The data vector is still occupying space somewhere, even if your function gets it by reference.

But even if you do not want to consider this space, your code still requires O(n) space.

This is because you'll have O(n) recursive calls, each occupying (in your case) O(1) space on the call stack (for storing the call context - arguments etc.). All this space will be needed when you'll be in the innermost recursive call.

Altogether it is O(n) space.

Note:
val will actually have only 1 instance alive at any given time in this case, because it is allocated after the recursive call.
But even if it was defined and used before the call, it would still be O(1) space per call, and the final result would be the same.

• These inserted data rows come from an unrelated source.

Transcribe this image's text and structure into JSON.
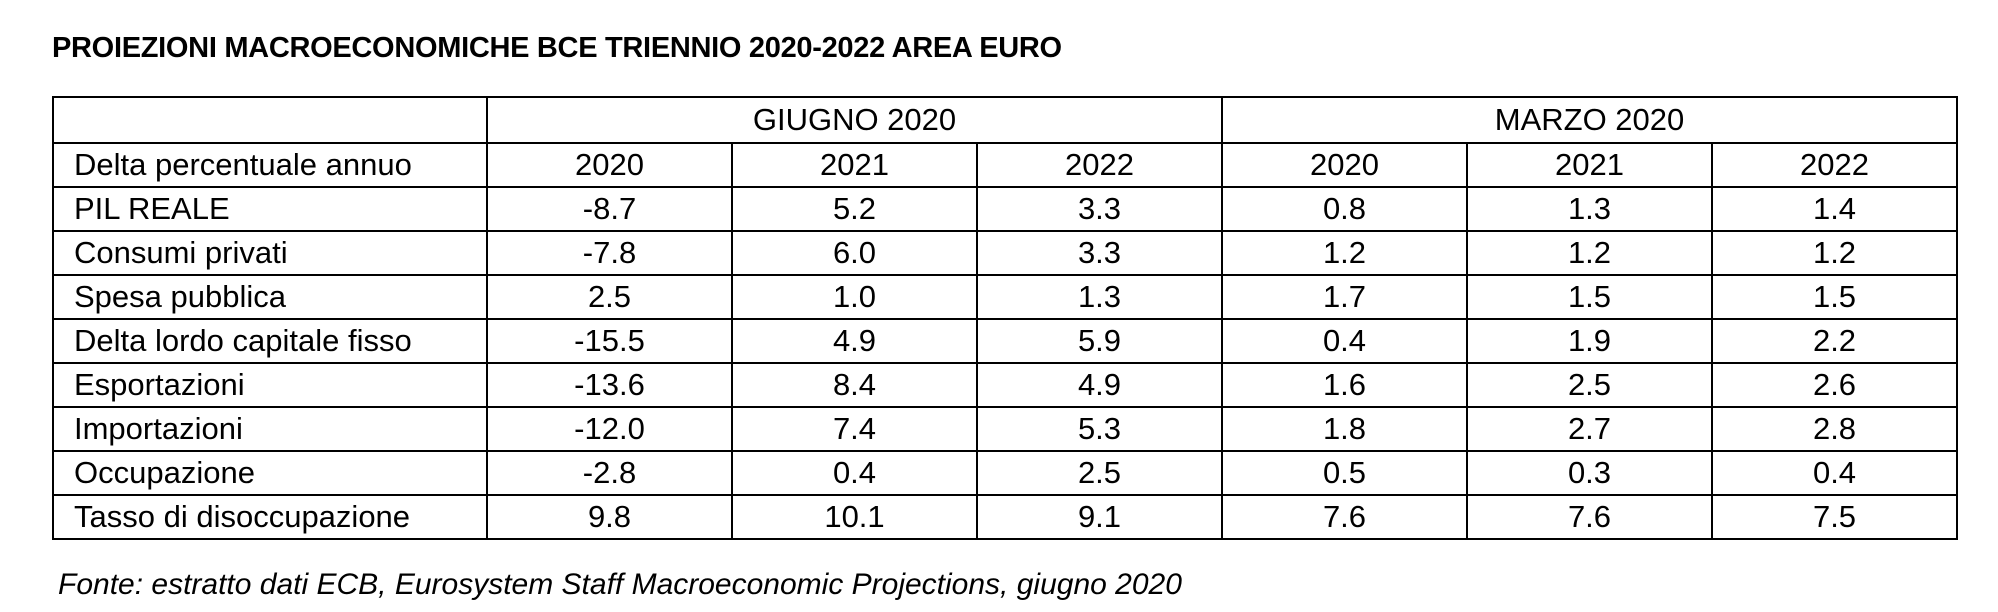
{
  "title": "PROIEZIONI MACROECONOMICHE BCE TRIENNIO 2020-2022 AREA EURO",
  "table": {
    "groups": [
      "GIUGNO  2020",
      "MARZO 2020"
    ],
    "row_header": "Delta percentuale annuo",
    "years": [
      "2020",
      "2021",
      "2022",
      "2020",
      "2021",
      "2022"
    ],
    "rows": [
      {
        "label": "PIL REALE",
        "values": [
          "-8.7",
          "5.2",
          "3.3",
          "0.8",
          "1.3",
          "1.4"
        ]
      },
      {
        "label": "Consumi privati",
        "values": [
          "-7.8",
          "6.0",
          "3.3",
          "1.2",
          "1.2",
          "1.2"
        ]
      },
      {
        "label": "Spesa pubblica",
        "values": [
          "2.5",
          "1.0",
          "1.3",
          "1.7",
          "1.5",
          "1.5"
        ]
      },
      {
        "label": "Delta lordo capitale fisso",
        "values": [
          "-15.5",
          "4.9",
          "5.9",
          "0.4",
          "1.9",
          "2.2"
        ]
      },
      {
        "label": "Esportazioni",
        "values": [
          "-13.6",
          "8.4",
          "4.9",
          "1.6",
          "2.5",
          "2.6"
        ]
      },
      {
        "label": "Importazioni",
        "values": [
          "-12.0",
          "7.4",
          "5.3",
          "1.8",
          "2.7",
          "2.8"
        ]
      },
      {
        "label": "Occupazione",
        "values": [
          "-2.8",
          "0.4",
          "2.5",
          "0.5",
          "0.3",
          "0.4"
        ]
      },
      {
        "label": "Tasso di disoccupazione",
        "values": [
          "9.8",
          "10.1",
          "9.1",
          "7.6",
          "7.6",
          "7.5"
        ]
      }
    ]
  },
  "source": "Fonte: estratto dati ECB, Eurosystem Staff Macroeconomic Projections, giugno 2020"
}
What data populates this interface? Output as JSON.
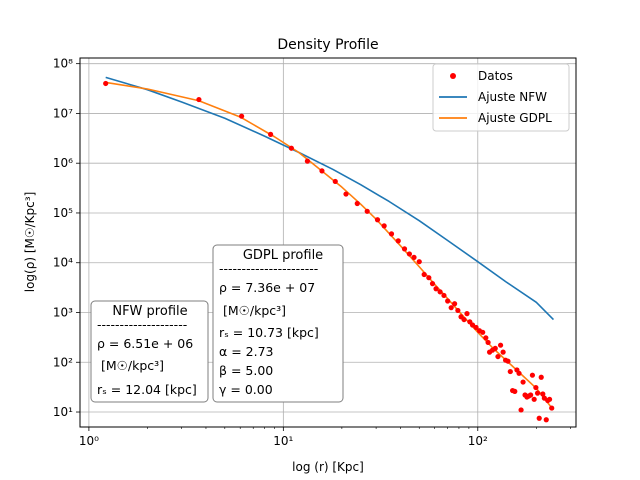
{
  "chart_data": {
    "type": "scatter",
    "title": "Density Profile",
    "xlabel": "log (r) [Kpc]",
    "ylabel": "log(ρ) [M☉/Kpc³]",
    "xscale": "log",
    "yscale": "log",
    "xlim": [
      0.9,
      320
    ],
    "ylim": [
      5,
      130000000
    ],
    "grid": true,
    "x_ticks": [
      {
        "value": 1,
        "label": "10⁰"
      },
      {
        "value": 10,
        "label": "10¹"
      },
      {
        "value": 100,
        "label": "10²"
      }
    ],
    "y_ticks": [
      {
        "value": 10,
        "label": "10¹"
      },
      {
        "value": 100,
        "label": "10²"
      },
      {
        "value": 1000,
        "label": "10³"
      },
      {
        "value": 10000,
        "label": "10⁴"
      },
      {
        "value": 100000,
        "label": "10⁵"
      },
      {
        "value": 1000000,
        "label": "10⁶"
      },
      {
        "value": 10000000,
        "label": "10⁷"
      },
      {
        "value": 100000000,
        "label": "10⁸"
      }
    ],
    "legend_position": "top-right",
    "series": [
      {
        "name": "Datos",
        "kind": "points",
        "color": "#ff0000",
        "points": [
          [
            1.22,
            40000000
          ],
          [
            3.68,
            19000000
          ],
          [
            6.1,
            8800000
          ],
          [
            8.6,
            3800000
          ],
          [
            11.0,
            2000000
          ],
          [
            13.3,
            1100000
          ],
          [
            15.8,
            700000
          ],
          [
            18.5,
            430000
          ],
          [
            21.0,
            240000
          ],
          [
            24.0,
            155000
          ],
          [
            27.0,
            108000
          ],
          [
            30.5,
            73000
          ],
          [
            33.0,
            55000
          ],
          [
            36.0,
            38000
          ],
          [
            39.0,
            27500
          ],
          [
            42.0,
            19000
          ],
          [
            44.5,
            15000
          ],
          [
            47.0,
            12800
          ],
          [
            50.0,
            10500
          ],
          [
            53.0,
            5800
          ],
          [
            56.0,
            5000
          ],
          [
            58.5,
            3800
          ],
          [
            61.0,
            3000
          ],
          [
            64.0,
            2600
          ],
          [
            67.0,
            2200
          ],
          [
            70.0,
            1700
          ],
          [
            73.0,
            1250
          ],
          [
            76.0,
            1500
          ],
          [
            79.0,
            1100
          ],
          [
            82.0,
            820
          ],
          [
            85.0,
            720
          ],
          [
            88.0,
            950
          ],
          [
            91.0,
            650
          ],
          [
            94.0,
            560
          ],
          [
            98.0,
            500
          ],
          [
            102.0,
            430
          ],
          [
            106.0,
            400
          ],
          [
            110.0,
            310
          ],
          [
            113.0,
            250
          ],
          [
            115.0,
            160
          ],
          [
            119.0,
            175
          ],
          [
            123.0,
            190
          ],
          [
            127.0,
            130
          ],
          [
            131.0,
            220
          ],
          [
            135.0,
            160
          ],
          [
            139.0,
            110
          ],
          [
            143.0,
            105
          ],
          [
            147.0,
            65
          ],
          [
            151.0,
            27
          ],
          [
            155.0,
            26
          ],
          [
            159.0,
            70
          ],
          [
            163.0,
            60
          ],
          [
            167.0,
            11
          ],
          [
            171.0,
            40
          ],
          [
            175.0,
            22
          ],
          [
            179.0,
            20
          ],
          [
            183.0,
            21
          ],
          [
            187.0,
            22
          ],
          [
            191.0,
            55
          ],
          [
            195.0,
            18
          ],
          [
            199.0,
            31
          ],
          [
            203.0,
            24
          ],
          [
            207.0,
            7.5
          ],
          [
            212.0,
            50
          ],
          [
            216.0,
            23
          ],
          [
            220.0,
            19
          ],
          [
            225.0,
            7
          ],
          [
            229.0,
            17
          ],
          [
            234.0,
            18
          ],
          [
            240.0,
            12
          ]
        ]
      },
      {
        "name": "Ajuste NFW",
        "kind": "line",
        "color": "#1f77b4",
        "points": [
          [
            1.22,
            53000000
          ],
          [
            2.0,
            30000000
          ],
          [
            3.0,
            17000000
          ],
          [
            5.0,
            8000000
          ],
          [
            8.0,
            3500000
          ],
          [
            12.0,
            1650000
          ],
          [
            18.0,
            750000
          ],
          [
            25.0,
            370000
          ],
          [
            35.0,
            170000
          ],
          [
            50.0,
            70000
          ],
          [
            70.0,
            28000
          ],
          [
            100.0,
            10500
          ],
          [
            140.0,
            4100
          ],
          [
            200.0,
            1600
          ],
          [
            245.0,
            720
          ]
        ]
      },
      {
        "name": "Ajuste GDPL",
        "kind": "line",
        "color": "#ff7f0e",
        "points": [
          [
            1.22,
            42000000
          ],
          [
            2.0,
            31000000
          ],
          [
            3.68,
            18000000
          ],
          [
            6.0,
            8500000
          ],
          [
            9.0,
            3400000
          ],
          [
            12.0,
            1650000
          ],
          [
            15.0,
            820000
          ],
          [
            20.0,
            330000
          ],
          [
            25.0,
            150000
          ],
          [
            30.0,
            75000
          ],
          [
            40.0,
            22000
          ],
          [
            50.0,
            8300
          ],
          [
            60.0,
            3700
          ],
          [
            70.0,
            1900
          ],
          [
            80.0,
            1050
          ],
          [
            100.0,
            400
          ],
          [
            120.0,
            190
          ],
          [
            150.0,
            85
          ],
          [
            200.0,
            30
          ],
          [
            245.0,
            11
          ]
        ]
      }
    ]
  },
  "text_boxes": {
    "nfw": {
      "heading": "NFW profile",
      "separator": "--------------------",
      "line1": "ρ = 6.51e + 06",
      "line2": "[M☉/kpc³]",
      "line3": "rₛ = 12.04 [kpc]"
    },
    "gdpl": {
      "heading": "GDPL profile",
      "separator": "----------------------",
      "line1": "ρ = 7.36e + 07",
      "line2": "[M☉/kpc³]",
      "line3": "rₛ = 10.73 [kpc]",
      "line4": "α = 2.73",
      "line5": "β = 5.00",
      "line6": "γ = 0.00"
    }
  }
}
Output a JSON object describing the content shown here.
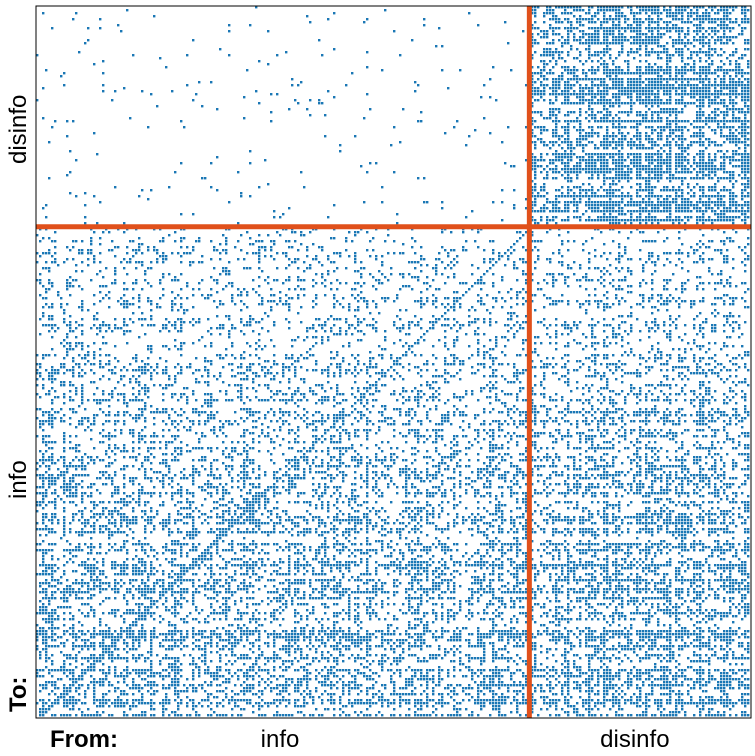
{
  "chart_data": {
    "type": "heatmap",
    "title": "",
    "x_axis_prefix": "From:",
    "y_axis_prefix": "To:",
    "x_groups": [
      {
        "label": "info",
        "fraction": 0.69
      },
      {
        "label": "disinfo",
        "fraction": 0.31
      }
    ],
    "y_groups": [
      {
        "label": "disinfo",
        "fraction": 0.31
      },
      {
        "label": "info",
        "fraction": 0.69
      }
    ],
    "blocks": [
      {
        "from": "info",
        "to": "disinfo",
        "density": 0.02
      },
      {
        "from": "disinfo",
        "to": "disinfo",
        "density": 0.6
      },
      {
        "from": "info",
        "to": "info",
        "density": 0.3
      },
      {
        "from": "disinfo",
        "to": "info",
        "density": 0.35
      }
    ],
    "cell_color": "#1a77b5",
    "separator_color": "#e0501b",
    "grid": false
  }
}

It is consuming O(N) linear space complexity because in each recursive call you are O(1) space, and the function call is made N times as the size of the array, so the values are occupying O(1) * N spaces, which leads to the overall O(N) space complexity of the algorithm.

O(1) * N = O(N)

O(n) here means that the algorithm uses space in the order of the input data size. Which is exactly what you say: It uses one time the size of the input data. (not counting the stack space used, though)

Even if you took a sinle copy of the array, it would still be O(n), since O(2*n) ~ O(n). If you passed the array by value, then the space usage would rise, probably to O(n^2).